Focused helium ion beam nanofabrication by near-surface swelling

TL;DR

This paper explores how helium ion beam-induced swelling in silicon materials can be harnessed for precise nanofabrication, enabling the creation of nanostructures and nanochannels with controlled size and depth.

Contribution

It demonstrates the controlled use of helium ion beam swelling to fabricate nanostructures and nanochannels, turning a typically unwanted effect into a useful nanofabrication tool.

Findings

Swelling heights of several hundred nanometers achieved.

Embedded nanochannels with internal diameters down to 30 nm.

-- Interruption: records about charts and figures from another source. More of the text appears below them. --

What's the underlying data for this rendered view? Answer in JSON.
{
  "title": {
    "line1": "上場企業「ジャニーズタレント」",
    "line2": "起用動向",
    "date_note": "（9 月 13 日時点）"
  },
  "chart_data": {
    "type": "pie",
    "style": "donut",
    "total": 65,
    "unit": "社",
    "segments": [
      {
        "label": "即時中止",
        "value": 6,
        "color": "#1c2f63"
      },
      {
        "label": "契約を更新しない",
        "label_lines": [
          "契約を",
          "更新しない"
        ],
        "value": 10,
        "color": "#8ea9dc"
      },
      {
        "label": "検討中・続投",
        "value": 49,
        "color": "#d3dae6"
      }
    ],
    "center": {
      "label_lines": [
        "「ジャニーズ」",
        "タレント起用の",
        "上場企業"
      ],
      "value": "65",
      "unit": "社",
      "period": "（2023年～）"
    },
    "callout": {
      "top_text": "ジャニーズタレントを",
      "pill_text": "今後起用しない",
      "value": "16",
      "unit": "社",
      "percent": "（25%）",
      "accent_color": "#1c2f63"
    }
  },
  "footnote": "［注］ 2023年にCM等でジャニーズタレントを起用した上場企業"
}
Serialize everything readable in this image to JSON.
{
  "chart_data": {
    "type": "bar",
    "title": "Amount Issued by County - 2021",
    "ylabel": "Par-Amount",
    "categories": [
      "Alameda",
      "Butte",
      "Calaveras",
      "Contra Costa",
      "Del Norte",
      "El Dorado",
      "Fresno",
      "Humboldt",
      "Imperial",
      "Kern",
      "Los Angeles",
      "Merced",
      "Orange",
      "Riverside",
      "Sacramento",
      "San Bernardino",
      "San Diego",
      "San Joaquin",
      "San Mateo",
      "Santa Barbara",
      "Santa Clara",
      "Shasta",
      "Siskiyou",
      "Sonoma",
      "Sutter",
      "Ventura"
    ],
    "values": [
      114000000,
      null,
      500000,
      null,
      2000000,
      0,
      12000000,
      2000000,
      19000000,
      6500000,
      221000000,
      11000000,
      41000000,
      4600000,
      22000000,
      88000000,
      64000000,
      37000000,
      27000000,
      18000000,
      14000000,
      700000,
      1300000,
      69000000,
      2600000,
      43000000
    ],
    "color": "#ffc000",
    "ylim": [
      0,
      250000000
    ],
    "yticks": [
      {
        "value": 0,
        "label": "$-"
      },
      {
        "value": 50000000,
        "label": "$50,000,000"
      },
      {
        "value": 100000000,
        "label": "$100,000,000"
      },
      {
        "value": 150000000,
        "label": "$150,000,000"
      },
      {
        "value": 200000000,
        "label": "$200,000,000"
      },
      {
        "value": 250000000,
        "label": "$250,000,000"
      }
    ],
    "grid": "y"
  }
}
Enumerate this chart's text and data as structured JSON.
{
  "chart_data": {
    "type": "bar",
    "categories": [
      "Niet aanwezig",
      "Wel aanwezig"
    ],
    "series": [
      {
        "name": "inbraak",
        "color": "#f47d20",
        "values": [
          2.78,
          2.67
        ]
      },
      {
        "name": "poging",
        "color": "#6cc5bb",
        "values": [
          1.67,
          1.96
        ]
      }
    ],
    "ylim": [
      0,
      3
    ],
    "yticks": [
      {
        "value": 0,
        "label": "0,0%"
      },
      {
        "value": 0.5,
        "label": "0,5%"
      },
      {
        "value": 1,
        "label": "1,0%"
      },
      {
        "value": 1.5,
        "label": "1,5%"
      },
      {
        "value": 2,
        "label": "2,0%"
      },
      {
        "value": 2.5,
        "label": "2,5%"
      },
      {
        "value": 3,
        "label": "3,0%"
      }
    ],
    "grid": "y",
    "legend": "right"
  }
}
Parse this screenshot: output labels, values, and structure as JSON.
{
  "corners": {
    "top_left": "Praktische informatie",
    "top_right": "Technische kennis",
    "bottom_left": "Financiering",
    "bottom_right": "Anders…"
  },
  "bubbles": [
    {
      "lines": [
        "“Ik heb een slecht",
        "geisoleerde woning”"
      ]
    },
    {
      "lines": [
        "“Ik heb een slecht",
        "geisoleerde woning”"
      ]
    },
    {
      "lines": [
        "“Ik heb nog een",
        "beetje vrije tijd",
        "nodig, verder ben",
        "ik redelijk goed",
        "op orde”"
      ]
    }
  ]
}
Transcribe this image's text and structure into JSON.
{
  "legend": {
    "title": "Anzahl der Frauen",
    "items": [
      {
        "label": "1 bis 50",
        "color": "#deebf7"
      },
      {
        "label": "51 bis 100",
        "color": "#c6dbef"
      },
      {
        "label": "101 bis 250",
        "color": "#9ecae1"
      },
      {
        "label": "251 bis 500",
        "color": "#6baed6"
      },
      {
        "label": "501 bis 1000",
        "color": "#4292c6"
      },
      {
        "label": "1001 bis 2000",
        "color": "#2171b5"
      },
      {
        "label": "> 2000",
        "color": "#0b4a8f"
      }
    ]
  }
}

Ability to control size and depth of features via ion dose and energy.

Abstract

The focused helium ion beam microscope is a versatile imaging and nanofabrication instrument enabling direct-write lithography with sub-10-nm resolution. Subsurface damage and swelling of substrates due to helium ion implantation is generally unwanted. However, these effects can also be leveraged for specific nanofabrication tasks. To explore this, we investigate focused helium ion beam induced swelling of bulk crystalline silicon and free-standing amorphous silicon nitride membranes using various irradiation strategies. We show that the creation of near-surface voids due to helium ion implantation can be used to induce surface nanostructure and create subsurface nanochannels. By tailoring the ion dose and beam energy, the size and depth of the swollen features can be controlled. Swelling heights of several hundred nanometers are demonstrated and for the embedded nanochannels, void internal diameters down to 30nm are shown. Potential applications include the engineering of texturized substrates and the prototyping of on-chip nanofluidic transport devices.